My expectations were shattered when I got to Victoria Falls; they were absolutely spectacular! I was a bit skeptical of the area due to the amount of travelers it receives annually but these feelings were physically washed away by a torrent of rain while walking the Falls trail. The common name for the falls (Mosi oa Tunya) translates to “The Smoke that Thunders” because as you approach you can see the plumes of mist rising from what seems to be a giant fissure in the earth and start to hear a deep roaring sound. The falls are split between Zimbabwe and Zambia, with 2/3 of the falls located on the Zambian side but the main channel of water located on the Zimbabwe side.
Which is better? It depends on season, as the water flow greatly varies from rainy to dry season. From Dec-July you’re going to see water and spray on both sides. From August until November the Zambian side slows to a trickle and the best viewing will be near the main channel on the Zimbabwe side.
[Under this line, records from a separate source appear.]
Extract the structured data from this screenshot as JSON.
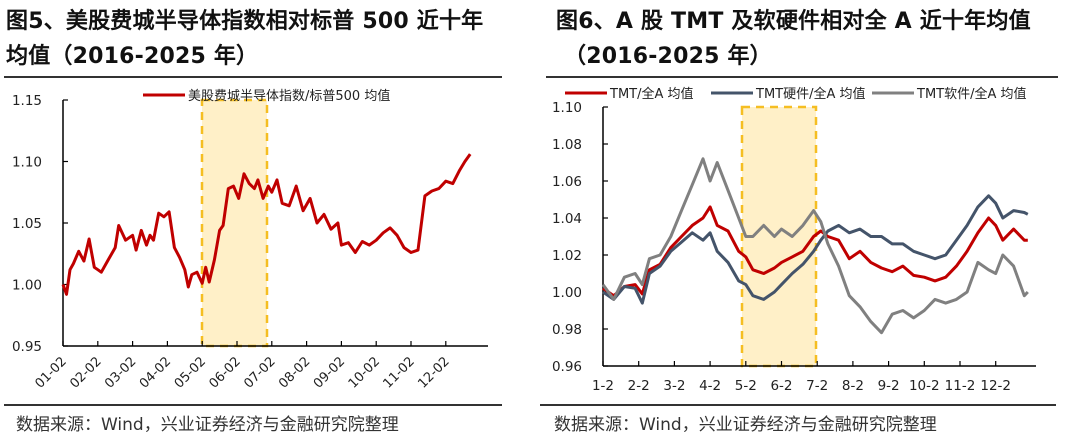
{
  "figures": [
    {
      "title_line1": "图5、美股费城半导体指数相对标普 500 近十年",
      "title_line2": "均值（2016-2025 年）",
      "source": "数据来源：Wind，兴业证券经济与金融研究院整理"
    },
    {
      "title_line1": "图6、A 股 TMT 及软硬件相对全 A 近十年均值",
      "title_line2": "（2016-2025 年）",
      "source": "数据来源：Wind，兴业证券经济与金融研究院整理"
    }
  ],
  "colors": {
    "red": "#C00000",
    "navy": "#44546A",
    "gray": "#808080",
    "highlight_fill": "#FFF0C8",
    "highlight_border": "#F5BE22"
  },
  "chart_data": [
    {
      "type": "line",
      "title": "图5、美股费城半导体指数相对标普 500 近十年均值（2016-2025 年）",
      "xlabel": "",
      "ylabel": "",
      "ylim": [
        0.95,
        1.15
      ],
      "yticks": [
        "0.95",
        "1.00",
        "1.05",
        "1.10",
        "1.15"
      ],
      "categories": [
        "01-02",
        "02-02",
        "03-02",
        "04-02",
        "05-02",
        "06-02",
        "07-02",
        "08-02",
        "09-02",
        "10-02",
        "11-02",
        "12-02"
      ],
      "legend_position": "top",
      "highlight_region": [
        "05-02",
        "06-30"
      ],
      "series": [
        {
          "name": "美股费城半导体指数/标普500 均值",
          "color": "#C00000",
          "x": [
            0,
            0.1,
            0.2,
            0.3,
            0.45,
            0.6,
            0.75,
            0.9,
            1.0,
            1.1,
            1.3,
            1.5,
            1.6,
            1.8,
            2.0,
            2.1,
            2.25,
            2.4,
            2.5,
            2.6,
            2.75,
            2.9,
            3.05,
            3.2,
            3.35,
            3.5,
            3.6,
            3.7,
            3.85,
            4.0,
            4.1,
            4.2,
            4.35,
            4.5,
            4.6,
            4.75,
            4.9,
            5.05,
            5.2,
            5.35,
            5.5,
            5.6,
            5.75,
            5.9,
            6.0,
            6.15,
            6.3,
            6.5,
            6.7,
            6.9,
            7.1,
            7.3,
            7.5,
            7.7,
            7.9,
            8.0,
            8.2,
            8.4,
            8.6,
            8.8,
            9.0,
            9.2,
            9.4,
            9.6,
            9.8,
            10.0,
            10.2,
            10.4,
            10.6,
            10.8,
            11.0,
            11.2,
            11.4,
            11.55,
            11.7
          ],
          "values": [
            1.0,
            0.992,
            1.012,
            1.017,
            1.027,
            1.019,
            1.037,
            1.014,
            1.012,
            1.01,
            1.02,
            1.03,
            1.048,
            1.036,
            1.04,
            1.028,
            1.044,
            1.032,
            1.04,
            1.036,
            1.058,
            1.055,
            1.059,
            1.03,
            1.022,
            1.012,
            0.998,
            1.008,
            1.01,
            1.001,
            1.014,
            1.002,
            1.02,
            1.044,
            1.048,
            1.078,
            1.08,
            1.07,
            1.09,
            1.082,
            1.078,
            1.085,
            1.07,
            1.08,
            1.075,
            1.085,
            1.066,
            1.064,
            1.08,
            1.06,
            1.07,
            1.05,
            1.057,
            1.045,
            1.05,
            1.032,
            1.034,
            1.026,
            1.035,
            1.032,
            1.036,
            1.042,
            1.046,
            1.04,
            1.03,
            1.026,
            1.028,
            1.072,
            1.076,
            1.078,
            1.084,
            1.082,
            1.093,
            1.1,
            1.106
          ]
        }
      ]
    },
    {
      "type": "line",
      "title": "图6、A 股 TMT 及软硬件相对全 A 近十年均值（2016-2025 年）",
      "xlabel": "",
      "ylabel": "",
      "ylim": [
        0.96,
        1.1
      ],
      "yticks": [
        "0.96",
        "0.98",
        "1.00",
        "1.02",
        "1.04",
        "1.06",
        "1.08",
        "1.10"
      ],
      "categories": [
        "1-2",
        "2-2",
        "3-2",
        "4-2",
        "5-2",
        "6-2",
        "7-2",
        "8-2",
        "9-2",
        "10-2",
        "11-2",
        "12-2"
      ],
      "legend_position": "top",
      "highlight_region": [
        "5-2",
        "7-2"
      ],
      "series": [
        {
          "name": "TMT/全A 均值",
          "color": "#C00000",
          "x": [
            0,
            0.3,
            0.6,
            0.9,
            1.1,
            1.3,
            1.6,
            1.9,
            2.2,
            2.5,
            2.8,
            3.0,
            3.2,
            3.5,
            3.8,
            4.0,
            4.2,
            4.5,
            4.8,
            5.0,
            5.3,
            5.6,
            5.9,
            6.1,
            6.3,
            6.6,
            6.9,
            7.2,
            7.5,
            7.8,
            8.1,
            8.4,
            8.7,
            9.0,
            9.3,
            9.6,
            9.9,
            10.2,
            10.5,
            10.8,
            11.0,
            11.2,
            11.5,
            11.8,
            11.9
          ],
          "values": [
            1.002,
            0.998,
            1.003,
            1.004,
            0.999,
            1.012,
            1.015,
            1.024,
            1.03,
            1.036,
            1.04,
            1.046,
            1.036,
            1.033,
            1.022,
            1.019,
            1.012,
            1.01,
            1.013,
            1.016,
            1.019,
            1.022,
            1.03,
            1.033,
            1.03,
            1.028,
            1.018,
            1.022,
            1.016,
            1.013,
            1.011,
            1.014,
            1.009,
            1.008,
            1.006,
            1.008,
            1.014,
            1.022,
            1.032,
            1.04,
            1.036,
            1.028,
            1.034,
            1.028,
            1.028
          ]
        },
        {
          "name": "TMT硬件/全A 均值",
          "color": "#44546A",
          "x": [
            0,
            0.3,
            0.6,
            0.9,
            1.1,
            1.3,
            1.6,
            1.9,
            2.2,
            2.5,
            2.8,
            3.0,
            3.2,
            3.5,
            3.8,
            4.0,
            4.2,
            4.5,
            4.8,
            5.0,
            5.3,
            5.6,
            5.9,
            6.1,
            6.3,
            6.6,
            6.9,
            7.2,
            7.5,
            7.8,
            8.1,
            8.4,
            8.7,
            9.0,
            9.3,
            9.6,
            9.9,
            10.2,
            10.5,
            10.8,
            11.0,
            11.2,
            11.5,
            11.8,
            11.9
          ],
          "values": [
            1.0,
            0.996,
            1.003,
            1.002,
            0.994,
            1.01,
            1.014,
            1.022,
            1.027,
            1.032,
            1.028,
            1.032,
            1.022,
            1.016,
            1.006,
            1.004,
            0.998,
            0.996,
            1.0,
            1.004,
            1.01,
            1.015,
            1.022,
            1.028,
            1.033,
            1.036,
            1.032,
            1.034,
            1.03,
            1.03,
            1.026,
            1.026,
            1.022,
            1.02,
            1.018,
            1.02,
            1.028,
            1.036,
            1.046,
            1.052,
            1.048,
            1.04,
            1.044,
            1.043,
            1.042
          ]
        },
        {
          "name": "TMT软件/全A 均值",
          "color": "#808080",
          "x": [
            0,
            0.3,
            0.6,
            0.9,
            1.1,
            1.3,
            1.6,
            1.9,
            2.2,
            2.5,
            2.8,
            3.0,
            3.2,
            3.5,
            3.8,
            4.0,
            4.2,
            4.5,
            4.8,
            5.0,
            5.3,
            5.6,
            5.9,
            6.1,
            6.3,
            6.6,
            6.9,
            7.2,
            7.5,
            7.8,
            8.1,
            8.4,
            8.7,
            9.0,
            9.3,
            9.6,
            9.9,
            10.2,
            10.5,
            10.8,
            11.0,
            11.2,
            11.5,
            11.8,
            11.9
          ],
          "values": [
            1.004,
            0.996,
            1.008,
            1.01,
            1.004,
            1.018,
            1.02,
            1.03,
            1.044,
            1.058,
            1.072,
            1.06,
            1.07,
            1.055,
            1.04,
            1.03,
            1.03,
            1.036,
            1.03,
            1.034,
            1.03,
            1.036,
            1.044,
            1.038,
            1.026,
            1.014,
            0.998,
            0.992,
            0.984,
            0.978,
            0.988,
            0.99,
            0.986,
            0.99,
            0.996,
            0.994,
            0.996,
            1.0,
            1.016,
            1.012,
            1.01,
            1.02,
            1.014,
            0.998,
            1.0
          ]
        }
      ]
    }
  ]
}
It’s not impossible to cross the border and do a tour on both sides to get the full experience, but it will cost you a little extra in visa fees. On my recent trip I was based upriver of the falls at Toka Leya Camp. One of the highlights for me (besides the Falls themselves) was the sunset wildlife boat ride. While I’m sure the passengers aboard the African Queen and other large sundowner boats were enjoying the gorgeous sunset (embellished with a few cocktails), we had the advantage of being in a small boat with just 5 other people and a highly skilled naturalist guide. We darted up and down the river looking for birds and hippos and caught a large herd of elephants, trunks up and bobbing in a close knit group to cross the mighty river. The other unique advantage of my stay in Zambia was tracking white rhino on foot in Mosi-oa-Tunya National Park. Relocated from S. Africa, this small group is carefully being monitored. There aren’t many places in the world can you experience such rhinos on the same eye level and this was one of those cool experiences that was definitely worth it.
The bottom line is that on either side of the Falls, Zambian or Zimbabwean, there is a whole host of cool additional tours including, helicopter rides, microlight flights, bungee jumping, whitewater rafting, rhino visits or day tours up to Chobe National Park. It’s an excellent jumping off or transition point to any safari; whether you’re going on to Chobe and the Okavango Delta on a Botswana safari, The Lower Zambezi or South Luangwa on safari in Zambia, or Hwange and Mana Pools on a safari in Zimbabwe.